Dinda menahan tawanya selama beberapa detik.
"Lumayan."
Alesha langsung mengeluarkan cermin kecil dari tasnya.
"Aduh! Nanti aku jelek."
Dinda akhirnya tidak kuat lagi dan tertawa.
"Hahaha! Bohong!"
Alesha langsung mendelik.
"Dinda!"
"Mana ada benjol."
Alesha mengembuskan napas lega.
"Kirain beneran."
Kevin menggeleng sambil tersenyum.
"Kamu gampang banget dikerjain."
"Iya ya..."
Alesha baru sadar.
"Tunggu!"
Ia langsung mengejar Dinda yang sudah berlari lebih dulu.
"Dinda! Sini kamu!"
"Tolong! Ada orang balas dendam!"
Suara tawa mereka menggema di sepanjang koridor.

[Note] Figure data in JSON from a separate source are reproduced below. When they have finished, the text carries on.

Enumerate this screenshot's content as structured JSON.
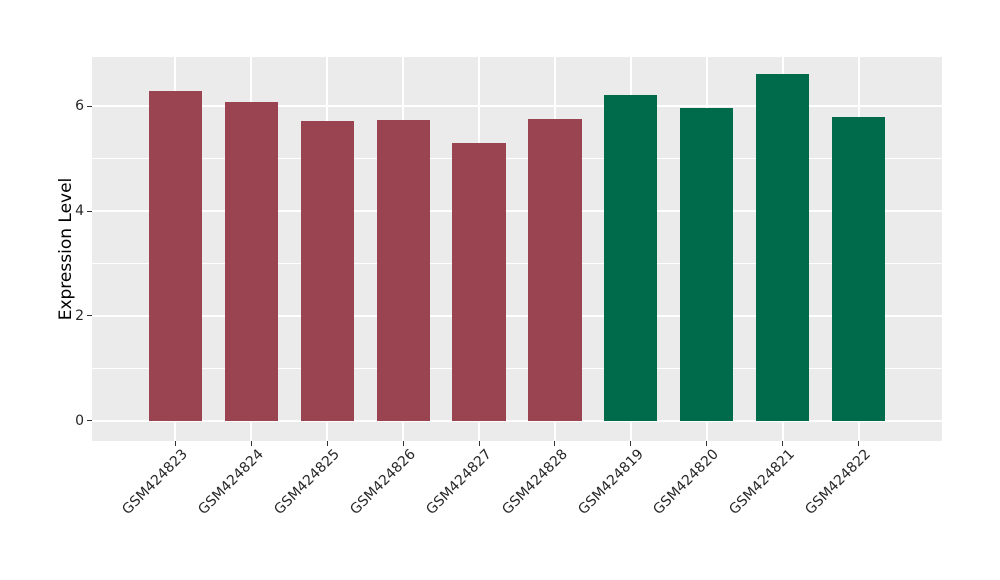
{
  "figure": {
    "background": "#FFFFFF",
    "panel_background": "#EBEBEB"
  },
  "chart_data": {
    "type": "bar",
    "title": "",
    "xlabel": "",
    "ylabel": "Expression Level",
    "categories": [
      "GSM424823",
      "GSM424824",
      "GSM424825",
      "GSM424826",
      "GSM424827",
      "GSM424828",
      "GSM424819",
      "GSM424820",
      "GSM424821",
      "GSM424822"
    ],
    "values": [
      6.3,
      6.09,
      5.71,
      5.73,
      5.3,
      5.76,
      6.21,
      5.96,
      6.61,
      5.8
    ],
    "bar_colors": [
      "#9B4451",
      "#9B4451",
      "#9B4451",
      "#9B4451",
      "#9B4451",
      "#9B4451",
      "#006B4B",
      "#006B4B",
      "#006B4B",
      "#006B4B"
    ],
    "group_colors": {
      "maroon": "#9B4451",
      "green": "#006B4B"
    },
    "yticks": [
      0,
      2,
      4,
      6
    ],
    "yticks_minor": [
      1,
      3,
      5
    ],
    "ylim": [
      -0.39,
      6.94
    ],
    "bar_width_fraction": 0.7,
    "category_expand": 0.6,
    "x_label_rotation_deg": -45,
    "grid": {
      "style": "horizontal major+minor and vertical major, white on gray panel",
      "major_color": "#FFFFFF",
      "minor_color": "#FFFFFF"
    },
    "legend": "none",
    "tick_color": "#333333",
    "axis_text_color": "#262626"
  }
}
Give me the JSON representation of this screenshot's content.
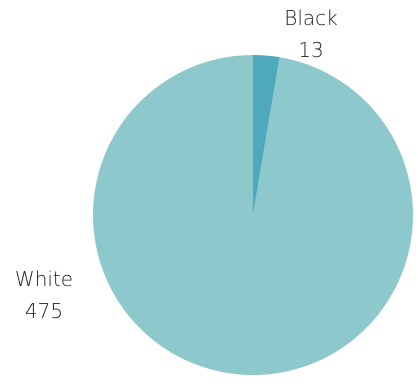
{
  "chart_data": {
    "type": "pie",
    "title": "",
    "slices": [
      {
        "label": "Black",
        "value": 13,
        "color": "#4FA9BC"
      },
      {
        "label": "White",
        "value": 475,
        "color": "#8DC8CD"
      }
    ],
    "start_angle_deg": 0,
    "direction": "clockwise",
    "legend": "none",
    "data_labels": "outside: category name above value"
  }
}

Beberapa siswa yang melihat hanya ikut tersenyum melihat tingkah dua sahabat itu.
Sementara Arka berdiri beberapa saat memperhatikan Alesha yang berlari mengejar Dinda sambil terus mengomel.
Tanpa sadar, sudut bibirnya kembali terangkat tipis.
Reza yang masih berada di sampingnya berdeham pelan.
"Ketua."
"Hm?"
"Kalau setiap hari begini..."
"Ada apa?"
"Kayaknya sekolah jadi lebih ramai gara-gara Alesha."
Arka memandang ke arah koridor tempat Alesha menghilang.
Lalu ia mengangguk pelan.
"Iya."
Satu kata sederhana itu sudah cukup menjadi jawaban.
Karena memang, sejak kehadiran Alesha, hari-hari di sekolah yang biasanya berjalan datar kini selalu dipenuhi kejadian-kejadian tak terduga yang membuat siapa pun sulit menahan senyum.